И вот сейчас судьба преподнесла нежданный сюрприз, к которому Ракеш оказался совсем не готов и не знал, что теперь с этим делать. Его будто что-то толкнуло — ведь Вика поступила именно так — утверждая, что не признает заключенного брака, она без лживых и совершенно лишних слов, не заявляя громкогласно о целомудренности… «А ты что хотел?» — ядовито спросил внутренний голос. — «Что после всего, что ты ей наговорил, она побежит к врачу за справкой и сунет ее тебе в нос?».

«Она была невинна, чиста перед тобой», — наконец-то оформилось осознание в голове Раджа.

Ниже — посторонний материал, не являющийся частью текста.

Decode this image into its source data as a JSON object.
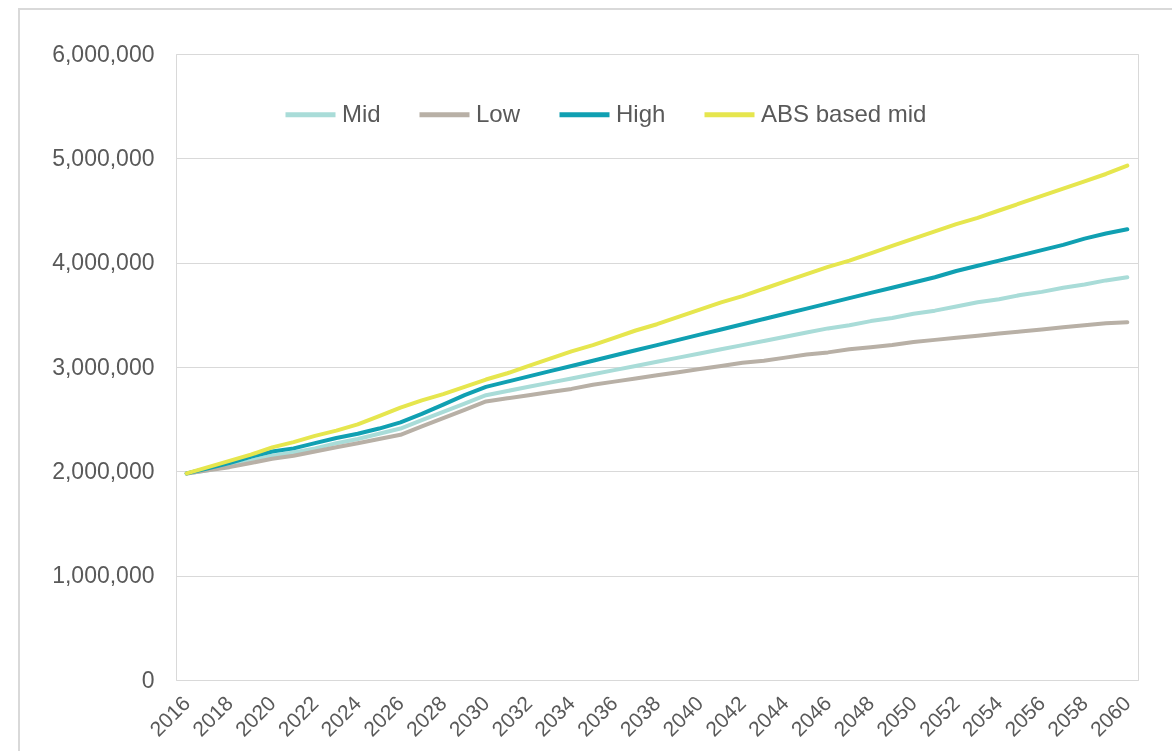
{
  "chart_data": {
    "type": "line",
    "categories": [
      "2016",
      null,
      "2018",
      null,
      "2020",
      null,
      "2022",
      null,
      "2024",
      null,
      "2026",
      null,
      "2028",
      null,
      "2030",
      null,
      "2032",
      null,
      "2034",
      null,
      "2036",
      null,
      "2038",
      null,
      "2040",
      null,
      "2042",
      null,
      "2044",
      null,
      "2046",
      null,
      "2048",
      null,
      "2050",
      null,
      "2052",
      null,
      "2054",
      null,
      "2056",
      null,
      "2058",
      null,
      "2060"
    ],
    "series": [
      {
        "name": "Mid",
        "color": "#a9dcd8",
        "values": [
          1980000,
          2010000,
          2050000,
          2100000,
          2150000,
          2180000,
          2220000,
          2270000,
          2310000,
          2360000,
          2410000,
          2490000,
          2570000,
          2650000,
          2730000,
          2770000,
          2810000,
          2850000,
          2890000,
          2930000,
          2970000,
          3010000,
          3050000,
          3090000,
          3130000,
          3170000,
          3210000,
          3250000,
          3290000,
          3330000,
          3370000,
          3400000,
          3440000,
          3470000,
          3510000,
          3540000,
          3580000,
          3620000,
          3650000,
          3690000,
          3720000,
          3760000,
          3790000,
          3830000,
          3860000
        ]
      },
      {
        "name": "Low",
        "color": "#b8b0a6",
        "values": [
          1980000,
          2010000,
          2040000,
          2080000,
          2120000,
          2150000,
          2190000,
          2230000,
          2270000,
          2310000,
          2350000,
          2430000,
          2510000,
          2590000,
          2670000,
          2700000,
          2730000,
          2760000,
          2790000,
          2830000,
          2860000,
          2890000,
          2920000,
          2950000,
          2980000,
          3010000,
          3040000,
          3060000,
          3090000,
          3120000,
          3140000,
          3170000,
          3190000,
          3210000,
          3240000,
          3260000,
          3280000,
          3300000,
          3320000,
          3340000,
          3360000,
          3380000,
          3400000,
          3420000,
          3430000
        ]
      },
      {
        "name": "High",
        "color": "#10a0b2",
        "values": [
          1980000,
          2030000,
          2080000,
          2140000,
          2190000,
          2220000,
          2270000,
          2320000,
          2360000,
          2410000,
          2470000,
          2550000,
          2640000,
          2730000,
          2810000,
          2860000,
          2910000,
          2960000,
          3010000,
          3060000,
          3110000,
          3160000,
          3210000,
          3260000,
          3310000,
          3360000,
          3410000,
          3460000,
          3510000,
          3560000,
          3610000,
          3660000,
          3710000,
          3760000,
          3810000,
          3860000,
          3920000,
          3970000,
          4020000,
          4070000,
          4120000,
          4170000,
          4230000,
          4280000,
          4320000
        ]
      },
      {
        "name": "ABS based mid",
        "color": "#e6e64e",
        "values": [
          1980000,
          2040000,
          2100000,
          2160000,
          2230000,
          2280000,
          2340000,
          2390000,
          2450000,
          2530000,
          2610000,
          2680000,
          2740000,
          2810000,
          2880000,
          2940000,
          3010000,
          3080000,
          3150000,
          3210000,
          3280000,
          3350000,
          3410000,
          3480000,
          3550000,
          3620000,
          3680000,
          3750000,
          3820000,
          3890000,
          3960000,
          4020000,
          4090000,
          4160000,
          4230000,
          4300000,
          4370000,
          4430000,
          4500000,
          4570000,
          4640000,
          4710000,
          4780000,
          4850000,
          4930000
        ]
      }
    ],
    "ylim": [
      0,
      6000000
    ],
    "yticks": [
      {
        "value": 0,
        "label": "0"
      },
      {
        "value": 1000000,
        "label": "1,000,000"
      },
      {
        "value": 2000000,
        "label": "2,000,000"
      },
      {
        "value": 3000000,
        "label": "3,000,000"
      },
      {
        "value": 4000000,
        "label": "4,000,000"
      },
      {
        "value": 5000000,
        "label": "5,000,000"
      },
      {
        "value": 6000000,
        "label": "6,000,000"
      }
    ],
    "grid": "y",
    "legend": "top"
  }
}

Эта мысль согрела мужское самолюбие, а перед глазами снова замелькали сцены, как после поездки на конезавод, он привез Вику к себе и обрушил на ее кудрявую головку все разъедающие душу подозрения, все накопившиеся за целый день унизительные обвинения, как швырнул хрупкую девушку в кресло. Затем, как наяву, увидел синяки на ее руках, и его затошнило от самого себя. А потом в памяти всплыли сказанные на яхте слова: «Ширпотреб» и «Мне неинтересно иметь то, что имеют все», — они набатом стучали у Ракеша в ушах. Как он себя ненавидел и готов был отдать жизнь, лишь бы повернуть время вспять и, чтобы его дорогая, любимая, несгибаемая девочка никогда их не услышала. Вспомнил бледное лицо Вики и ее решимость: «У меня есть только я. Ты этого хочешь? Секс? Я согласна», — он едва не взвыл от бессилия что-либо изменить, стереть из ее памяти жуткие обстоятельства их свадьбы.

— Вика! — простонал он. — Почему ты молчала? — в шепоте слышалась неподдельная мука. — Почему не сказала еще на яхте, какой я идиот?

«…Вика просто уступила своим чувствам», — продолжал безжалостный голос совести. — «Это благородство самой высшей пробы — встретить незаслуженные оскорбления с высоко поднятой головой и не протестовать, а потом еще найти силы простить. Поверить. Снова довериться тому, кто причинил боль. Ты ее не достоин… Чувствам?» — шевельнулась надежда в похолодевшей душе. — «Ее великодушия хватит, чтобы простить меня? Чтобы попробовать начать все сначала?»

— Вика! — повернулся к кровати, когда понял, что она не ответила на его вопрос, и в комнате повисла тишина пустоты.

Посередине кровати все так же темнело пятно, но не было второй простыни, как не было и девушки.

— Вика, — позвал Ракеш и постучал, — Вика, пожалуйста выйди. Вика, я должен сказать тебе что-то очень важное. Я вхожу, — не дождавшись ответа, предупредил он и распахнул дверь.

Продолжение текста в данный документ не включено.